In una conferenza stampa venerdì, i funzionari federali della sanità pubblica hanno detto ai giornalisti che il Canada continuerà a monitorare le sottovarianti COVID-19 e ha esortato le persone a ottenere dosi di richiamo. Mentre la nuova sottovariante di Omicron, il Kraken, si diffonde in tutto il paese, i funzionari hanno affermato che la pandemia non è finita.
Il comitato dell'OMS è composto da esperti indipendenti che valuteranno l'evoluzione virale di COVID-19 e la pressione che esercita sui servizi sanitari di tutto il mondo.
Venerdì, l'ufficiale capo della sanità pubblica canadese, la dottoressa Theresa Tam, ha affermato che la decisione delle Nazioni Unite è una "deliberazione importante".
"Qualunque sia la decisione presa dal Direttore Generale dell'OMS, penso che dobbiamo solo andare avanti con quello che stiamo facendo ora", ha detto.
La nuova sottovariante Omicron XBB.1.5, soprannominata "Kraken", è la variante dominante negli Stati Uniti e ha iniziato a diffondersi in tutto il Canada. È la variante più trasmissibile fino ad oggi, avvertono gli esperti ma non è legata a gravità crescente.
"Nel prossimo anno, dobbiamo continuare a monitorare l'evoluzione del virus, la variante Omicron, perché si sta ancora diffondendo un po' in tutto il mondo, subirà mutazioni", ha detto Tam in conferenza stampa.
L'equità del vaccino COVID-19 in tutto il mondo continua a essere evidenziata dai funzionari per impedire l'emergere di più varianti. Luoghi come il Sud del mondo non hanno accesso ai vaccini mentre i paesi occidentali offrono più richiami.
"Deve essere fatto molto di più per affrontare le disuguaglianze mondiali dei vaccini e prevenire l'emergere della prossima variante devastante", si legge in un rapporto pubblicato nell'ottobre 2022 sull'International Journal of Infection Diseases.

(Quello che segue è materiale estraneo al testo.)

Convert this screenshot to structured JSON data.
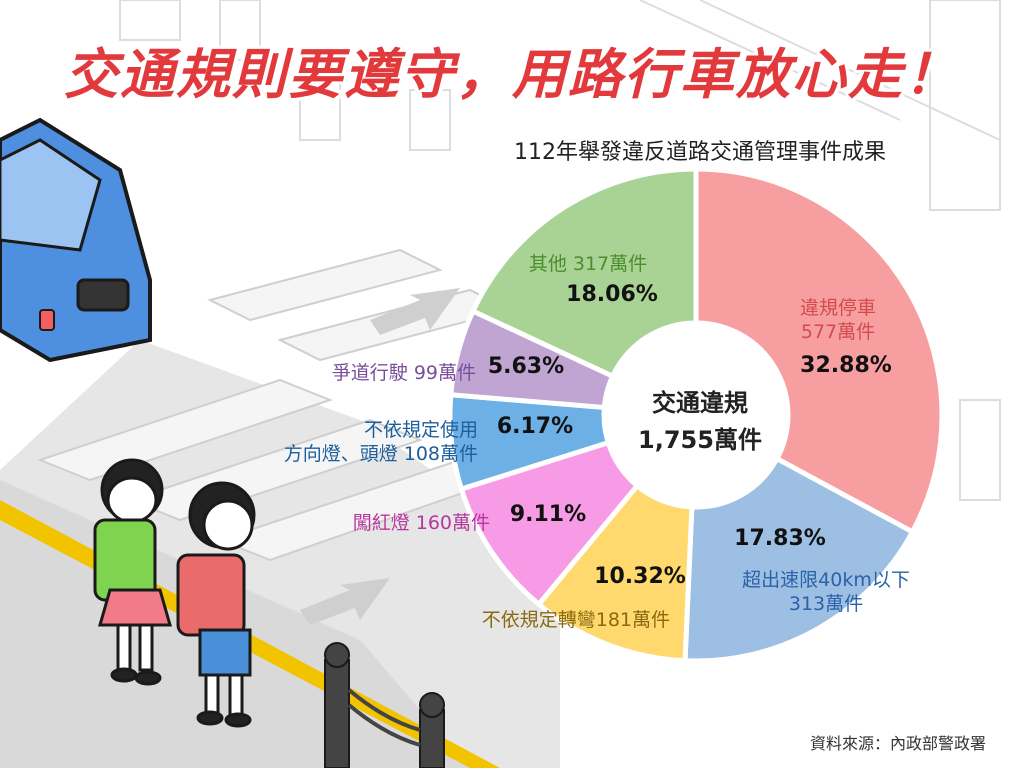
{
  "headline": "交通規則要遵守，用路行車放心走！",
  "source": "資料來源：內政部警政署",
  "colors": {
    "headline": "#e23a3c",
    "donut_hole": "#ffffff"
  },
  "chart_data": {
    "type": "pie",
    "title": "112年舉發違反道路交通管理事件成果",
    "center_label": [
      "交通違規",
      "1,755萬件"
    ],
    "slices": [
      {
        "label_lines": [
          "違規停車",
          "577萬件"
        ],
        "value": 32.88,
        "pct_label": "32.88%",
        "color": "#f79fa0",
        "label_color": "#d14b4f"
      },
      {
        "label_lines": [
          "超出速限40km以下",
          "313萬件"
        ],
        "value": 17.83,
        "pct_label": "17.83%",
        "color": "#9dbfe3",
        "label_color": "#2b62a8"
      },
      {
        "label_lines": [
          "不依規定轉彎181萬件"
        ],
        "value": 10.32,
        "pct_label": "10.32%",
        "color": "#ffd96e",
        "label_color": "#8a6a10"
      },
      {
        "label_lines": [
          "闖紅燈 160萬件"
        ],
        "value": 9.11,
        "pct_label": "9.11%",
        "color": "#f89be6",
        "label_color": "#b8379e"
      },
      {
        "label_lines": [
          "不依規定使用",
          "方向燈、頭燈 108萬件"
        ],
        "value": 6.17,
        "pct_label": "6.17%",
        "color": "#6cb0e6",
        "label_color": "#1d5e9c"
      },
      {
        "label_lines": [
          "爭道行駛 99萬件"
        ],
        "value": 5.63,
        "pct_label": "5.63%",
        "color": "#c0a5d3",
        "label_color": "#7a4e9c"
      },
      {
        "label_lines": [
          "其他 317萬件"
        ],
        "value": 18.06,
        "pct_label": "18.06%",
        "color": "#a9d394",
        "label_color": "#4d8c2f"
      }
    ]
  }
}
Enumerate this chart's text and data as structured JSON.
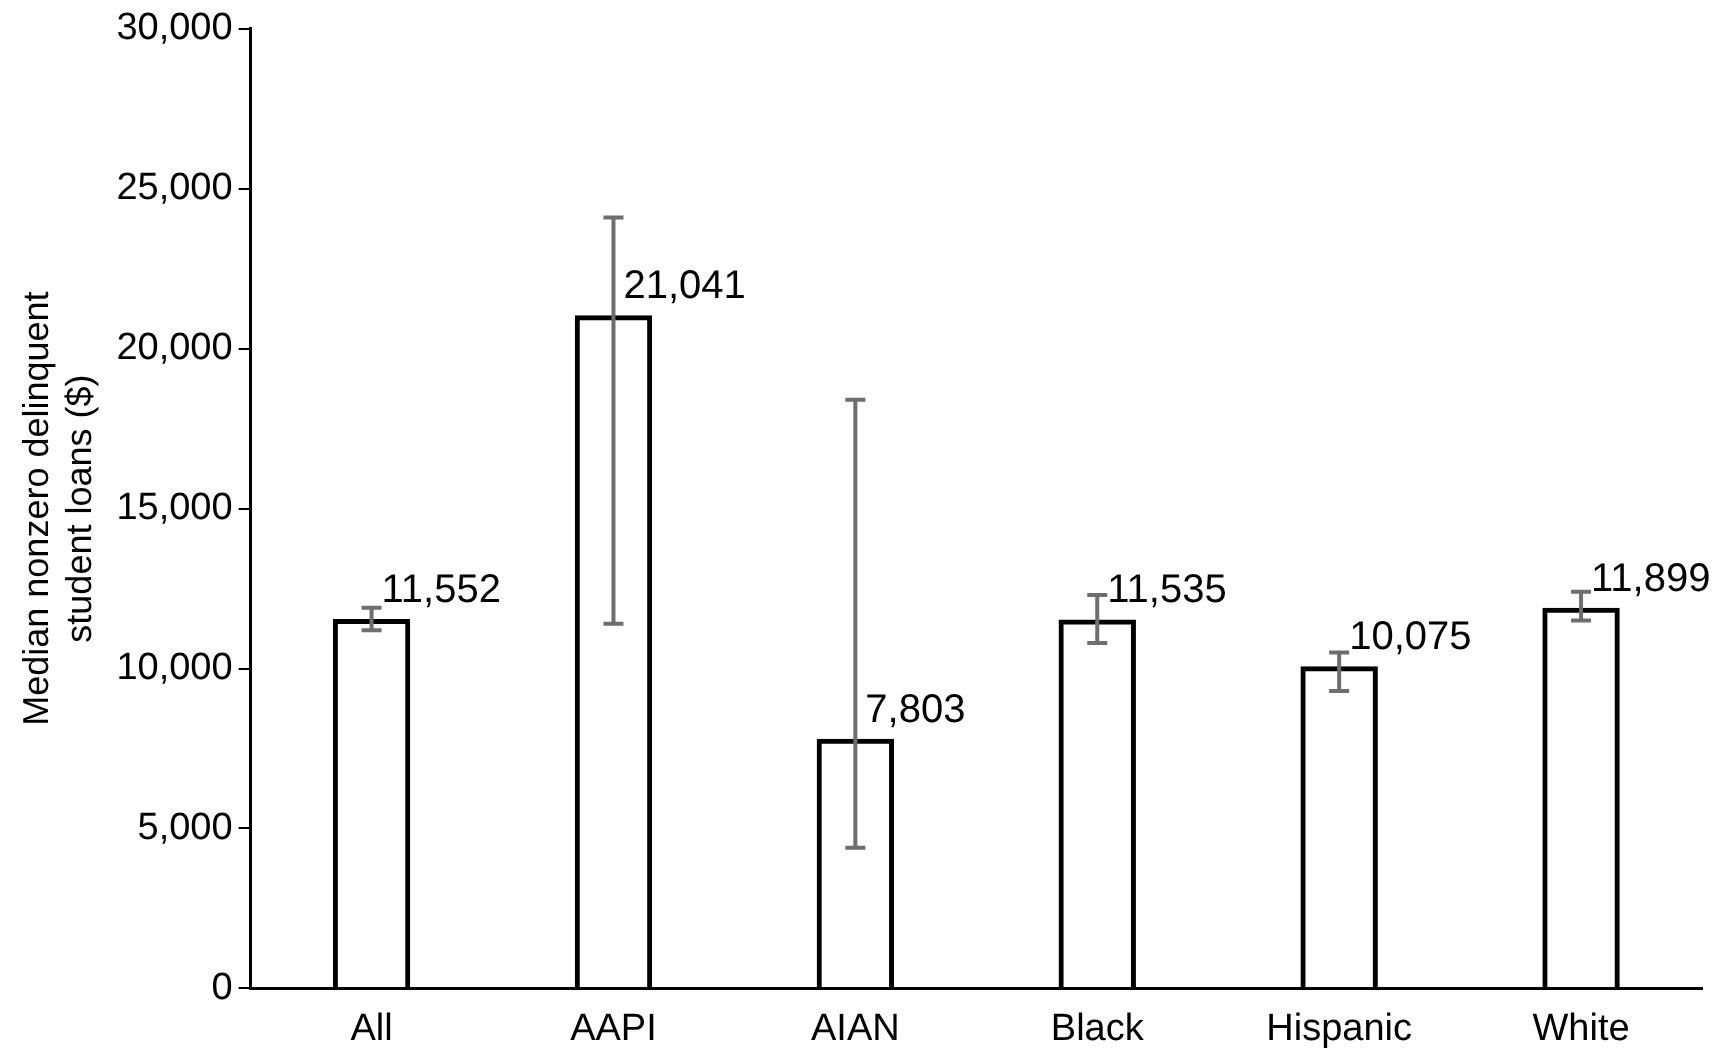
{
  "chart_data": {
    "type": "bar",
    "ylabel": "Median nonzero delinquent student loans ($)",
    "categories": [
      "All",
      "AAPI",
      "AIAN",
      "Black",
      "Hispanic",
      "White"
    ],
    "values": [
      11552,
      21041,
      7803,
      11535,
      10075,
      11899
    ],
    "errors": [
      [
        11200,
        11900
      ],
      [
        11400,
        24100
      ],
      [
        4400,
        18400
      ],
      [
        10800,
        12300
      ],
      [
        9300,
        10500
      ],
      [
        11500,
        12400
      ]
    ],
    "value_labels": [
      "11,552",
      "21,041",
      "7,803",
      "11,535",
      "10,075",
      "11,899"
    ],
    "color": "#000000",
    "ylim": [
      0,
      30000
    ],
    "yticks": [
      {
        "value": 0,
        "label": "0"
      },
      {
        "value": 5000,
        "label": "5,000"
      },
      {
        "value": 10000,
        "label": "10,000"
      },
      {
        "value": 15000,
        "label": "15,000"
      },
      {
        "value": 20000,
        "label": "20,000"
      },
      {
        "value": 25000,
        "label": "25,000"
      },
      {
        "value": 30000,
        "label": "30,000"
      }
    ],
    "grid": false
  }
}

Periodicamente nei tre anni successivi alla dichiarazione, le Nazioni Unite si sono riunite per riaffermare il titolo di emergenza globale del COVID-19. È stato ribadito l'ultima volta nel luglio 2022.
Il vicedirettore della sanità pubblica canadese, il dottor Howard Njoo, ha avvertito le persone che pensano che la pandemia sia finita.
"Non abbiamo raggiunto la fine della pandemia", ha detto Njoo in francese durante la conferenza stampa di venerdì. "Penso che abbiamo superato la fase acuta della pandemia, ma ovviamente il virus continua a circolare in Canada e nel mondo".
Gli ospedali canadesi sono stati sotto pressione negli ultimi mesi, poiché il burnout degli infermieri, il COVID-19, l'influenza e l'RSV hanno un grave impatto sul numero di pazienti accettati e sui tempi di attesa del pronto soccorso.
Njoo ha evidenziato la continuazione del monitoraggio di COVID-19 per nuove varianti e la ricerca sui sintomi a lungo termine del virus.
"Continuiamo a dichiarare gli stessi messaggi: fatti vaccinare, mantieni aggiornate le tue vaccinazioni e vedremo cosa succede", ha detto Njoo. "La cura e la ricerca sono ancora molto importanti contro il COVID, forse anche i vaccini dovranno essere modificati... Non dobbiamo abbassare la guardia".